We’re all going to fry to death. The media is warning us all to stay indoors with our heads in buckets of iced water. The Government is holding an emergency Cobra meeting to discuss the escalating heat-wave. Sadiq Khan, the worst Mayor of London since the last one, has held meetings with senior officials from the fire brigade, councils, the ambulance service, transport for London and the NHS. The library people probably popped in if they had nice biscuits. I wonder what they talked about? ‘Do you think it’s OK to wear sandals with a suit?’
There are rumours that we could be having the hottest summer since the last hot summer. A red alert has been issued to warn us that the weather could be hotter than at any time since last winter when the bright red alert system was invented.

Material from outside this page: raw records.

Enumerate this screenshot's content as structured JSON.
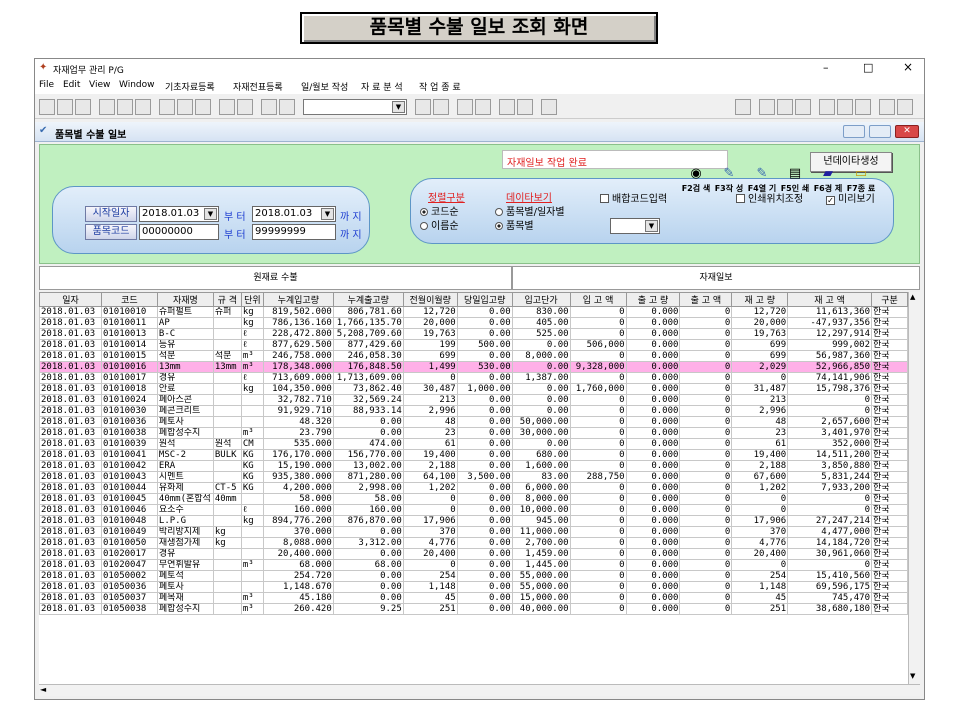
{
  "banner": "품목별 수불 일보 조회 화면",
  "window": {
    "title": "자재업무 관리 P/G",
    "minimize": "–",
    "maximize": "□",
    "close": "×"
  },
  "menu": [
    "File",
    "Edit",
    "View",
    "Window",
    "기초자료등록",
    "자재전표등록",
    "일/월보 작성",
    "자 료 분 석",
    "작 업 종 료"
  ],
  "child": {
    "title": "품목별 수불 일보"
  },
  "form": {
    "status": "자재일보 작업 완료",
    "gen_button": "년데이타생성",
    "start_date_label": "시작일자",
    "start_date": "2018.01.03",
    "from": "부 터",
    "end_date": "2018.01.03",
    "to": "까 지",
    "item_code_label": "품목코드",
    "item_code_from": "00000000",
    "item_code_to": "99999999",
    "sort_label": "정렬구분",
    "sort_options": [
      "코드순",
      "이름순"
    ],
    "view_label": "데이타보기",
    "view_options": [
      "품목별/일자별",
      "품목별"
    ],
    "mix_code": "배합코드입력",
    "print_adjust": "인쇄위치조정",
    "preview": "미리보기",
    "fkeys": [
      "F2검 색",
      "F3작 성",
      "F4열 기",
      "F5인 쇄",
      "F6경 제",
      "F7종 료"
    ]
  },
  "sections": {
    "left": "원재료 수불",
    "right": "자재일보"
  },
  "columns": [
    "일자",
    "코드",
    "자재명",
    "규 격",
    "단위",
    "누계입고량",
    "누계출고량",
    "전월이월량",
    "당일입고량",
    "입고단가",
    "입 고 액",
    "출 고 량",
    "출 고 액",
    "재 고 량",
    "재 고 액",
    "구분"
  ],
  "rows": [
    [
      "2018.01.03",
      "01010010",
      "슈퍼펄트",
      "슈퍼",
      "kg",
      "819,502.000",
      "806,781.60",
      "12,720",
      "0.00",
      "830.00",
      "0",
      "0.000",
      "0",
      "12,720",
      "11,613,360",
      "한국"
    ],
    [
      "2018.01.03",
      "01010011",
      "AP",
      "",
      "kg",
      "786,136.160",
      "1,766,135.70",
      "20,000",
      "0.00",
      "405.00",
      "0",
      "0.000",
      "0",
      "20,000",
      "-47,937,356",
      "한국"
    ],
    [
      "2018.01.03",
      "01010013",
      "B-C",
      "",
      "ℓ",
      "228,472.800",
      "5,208,709.60",
      "19,763",
      "0.00",
      "525.00",
      "0",
      "0.000",
      "0",
      "19,763",
      "12,297,914",
      "한국"
    ],
    [
      "2018.01.03",
      "01010014",
      "등유",
      "",
      "ℓ",
      "877,629.500",
      "877,429.60",
      "199",
      "500.00",
      "0.00",
      "506,000",
      "0.000",
      "0",
      "699",
      "999,002",
      "한국"
    ],
    [
      "2018.01.03",
      "01010015",
      "석분",
      "석분",
      "m³",
      "246,758.000",
      "246,058.30",
      "699",
      "0.00",
      "8,000.00",
      "0",
      "0.000",
      "0",
      "699",
      "56,987,360",
      "한국"
    ],
    [
      "2018.01.03",
      "01010016",
      "13mm",
      "13mm",
      "m³",
      "178,348.000",
      "176,848.50",
      "1,499",
      "530.00",
      "0.00",
      "9,328,000",
      "0.000",
      "0",
      "2,029",
      "52,966,850",
      "한국"
    ],
    [
      "2018.01.03",
      "01010017",
      "경유",
      "",
      "ℓ",
      "713,609.000",
      "1,713,609.00",
      "0",
      "0.00",
      "1,387.00",
      "0",
      "0.000",
      "0",
      "0",
      "74,141,906",
      "한국"
    ],
    [
      "2018.01.03",
      "01010018",
      "안료",
      "",
      "kg",
      "104,350.000",
      "73,862.40",
      "30,487",
      "1,000.00",
      "0.00",
      "1,760,000",
      "0.000",
      "0",
      "31,487",
      "15,798,376",
      "한국"
    ],
    [
      "2018.01.03",
      "01010024",
      "폐아스콘",
      "",
      "",
      "32,782.710",
      "32,569.24",
      "213",
      "0.00",
      "0.00",
      "0",
      "0.000",
      "0",
      "213",
      "0",
      "한국"
    ],
    [
      "2018.01.03",
      "01010030",
      "폐콘크리트",
      "",
      "",
      "91,929.710",
      "88,933.14",
      "2,996",
      "0.00",
      "0.00",
      "0",
      "0.000",
      "0",
      "2,996",
      "0",
      "한국"
    ],
    [
      "2018.01.03",
      "01010036",
      "폐토사",
      "",
      "",
      "48.320",
      "0.00",
      "48",
      "0.00",
      "50,000.00",
      "0",
      "0.000",
      "0",
      "48",
      "2,657,600",
      "한국"
    ],
    [
      "2018.01.03",
      "01010038",
      "폐합성수지",
      "",
      "m³",
      "23.790",
      "0.00",
      "23",
      "0.00",
      "30,000.00",
      "0",
      "0.000",
      "0",
      "23",
      "3,401,970",
      "한국"
    ],
    [
      "2018.01.03",
      "01010039",
      "원석",
      "원석",
      "CM",
      "535.000",
      "474.00",
      "61",
      "0.00",
      "0.00",
      "0",
      "0.000",
      "0",
      "61",
      "352,000",
      "한국"
    ],
    [
      "2018.01.03",
      "01010041",
      "MSC-2",
      "BULK",
      "KG",
      "176,170.000",
      "156,770.00",
      "19,400",
      "0.00",
      "680.00",
      "0",
      "0.000",
      "0",
      "19,400",
      "14,511,200",
      "한국"
    ],
    [
      "2018.01.03",
      "01010042",
      "ERA",
      "",
      "KG",
      "15,190.000",
      "13,002.00",
      "2,188",
      "0.00",
      "1,600.00",
      "0",
      "0.000",
      "0",
      "2,188",
      "3,850,880",
      "한국"
    ],
    [
      "2018.01.03",
      "01010043",
      "시멘트",
      "",
      "KG",
      "935,380.000",
      "871,280.00",
      "64,100",
      "3,500.00",
      "83.00",
      "288,750",
      "0.000",
      "0",
      "67,600",
      "5,831,244",
      "한국"
    ],
    [
      "2018.01.03",
      "01010044",
      "유화제",
      "CT-5",
      "KG",
      "4,200.000",
      "2,998.00",
      "1,202",
      "0.00",
      "6,000.00",
      "0",
      "0.000",
      "0",
      "1,202",
      "7,933,200",
      "한국"
    ],
    [
      "2018.01.03",
      "01010045",
      "40mm(혼합석",
      "40mm",
      "",
      "58.000",
      "58.00",
      "0",
      "0.00",
      "8,000.00",
      "0",
      "0.000",
      "0",
      "0",
      "0",
      "한국"
    ],
    [
      "2018.01.03",
      "01010046",
      "요소수",
      "",
      "ℓ",
      "160.000",
      "160.00",
      "0",
      "0.00",
      "10,000.00",
      "0",
      "0.000",
      "0",
      "0",
      "0",
      "한국"
    ],
    [
      "2018.01.03",
      "01010048",
      "L.P.G",
      "",
      "kg",
      "894,776.200",
      "876,870.00",
      "17,906",
      "0.00",
      "945.00",
      "0",
      "0.000",
      "0",
      "17,906",
      "27,247,214",
      "한국"
    ],
    [
      "2018.01.03",
      "01010049",
      "박리방지제",
      "kg",
      "",
      "370.000",
      "0.00",
      "370",
      "0.00",
      "11,000.00",
      "0",
      "0.000",
      "0",
      "370",
      "4,477,000",
      "한국"
    ],
    [
      "2018.01.03",
      "01010050",
      "재생첨가제",
      "kg",
      "",
      "8,088.000",
      "3,312.00",
      "4,776",
      "0.00",
      "2,700.00",
      "0",
      "0.000",
      "0",
      "4,776",
      "14,184,720",
      "한국"
    ],
    [
      "2018.01.03",
      "01020017",
      "경유",
      "",
      "",
      "20,400.000",
      "0.00",
      "20,400",
      "0.00",
      "1,459.00",
      "0",
      "0.000",
      "0",
      "20,400",
      "30,961,060",
      "한국"
    ],
    [
      "2018.01.03",
      "01020047",
      "무연휘발유",
      "",
      "m³",
      "68.000",
      "68.00",
      "0",
      "0.00",
      "1,445.00",
      "0",
      "0.000",
      "0",
      "0",
      "0",
      "한국"
    ],
    [
      "2018.01.03",
      "01050002",
      "폐토석",
      "",
      "",
      "254.720",
      "0.00",
      "254",
      "0.00",
      "55,000.00",
      "0",
      "0.000",
      "0",
      "254",
      "15,410,560",
      "한국"
    ],
    [
      "2018.01.03",
      "01050036",
      "폐토사",
      "",
      "",
      "1,148.670",
      "0.00",
      "1,148",
      "0.00",
      "55,000.00",
      "0",
      "0.000",
      "0",
      "1,148",
      "69,596,175",
      "한국"
    ],
    [
      "2018.01.03",
      "01050037",
      "폐목재",
      "",
      "m³",
      "45.180",
      "0.00",
      "45",
      "0.00",
      "15,000.00",
      "0",
      "0.000",
      "0",
      "45",
      "745,470",
      "한국"
    ],
    [
      "2018.01.03",
      "01050038",
      "폐합성수지",
      "",
      "m³",
      "260.420",
      "9.25",
      "251",
      "0.00",
      "40,000.00",
      "0",
      "0.000",
      "0",
      "251",
      "38,680,180",
      "한국"
    ]
  ],
  "selected_row": 5,
  "colors": {
    "form_bg": "#c0f0c0",
    "pill_bg": "#c8dcf0",
    "selected_row": "#ffb0e8",
    "label_blue": "#1a3ad0",
    "label_red": "#e02020"
  }
}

Schools are closing. Hospitals are cancelling appointments. There are warnings of delays to road, rail and air travel. (How anyone will notice any of this is a mystery).
There has been a special warning from the UK Health and Weather Alerts Adviser who said: ‘There is a real risk that ice cream will melt more quickly when the sun is out. To avoid your ice cream falling on the floor or on your shoes it is advisable to lick faster than usual though the public should be aware that this could lead to serious tongue fatigue. To avoid this risk, members of the public, particularly children and the elderly, should only eat ice cream when it is raining.’
The BBC has issued a warning that ‘long tongue fatigue’ is a real risk among civil servants and others who can afford to have long periods away from work without anyone knowing or caring. The symptoms of ‘long tongue fatigue’ include exacerbated dandruff, split hair ends and hard skin on the toe next to the big toe.
The media is in meltdown, of course. When the Government says ‘Scare people out of their underwear’ that’s what it does.
The BBC had a headline which said ‘Avoid heat wave deaths by staying safe – health boss’.
Still, they did give us advice.
Apparently we should keep drinking water.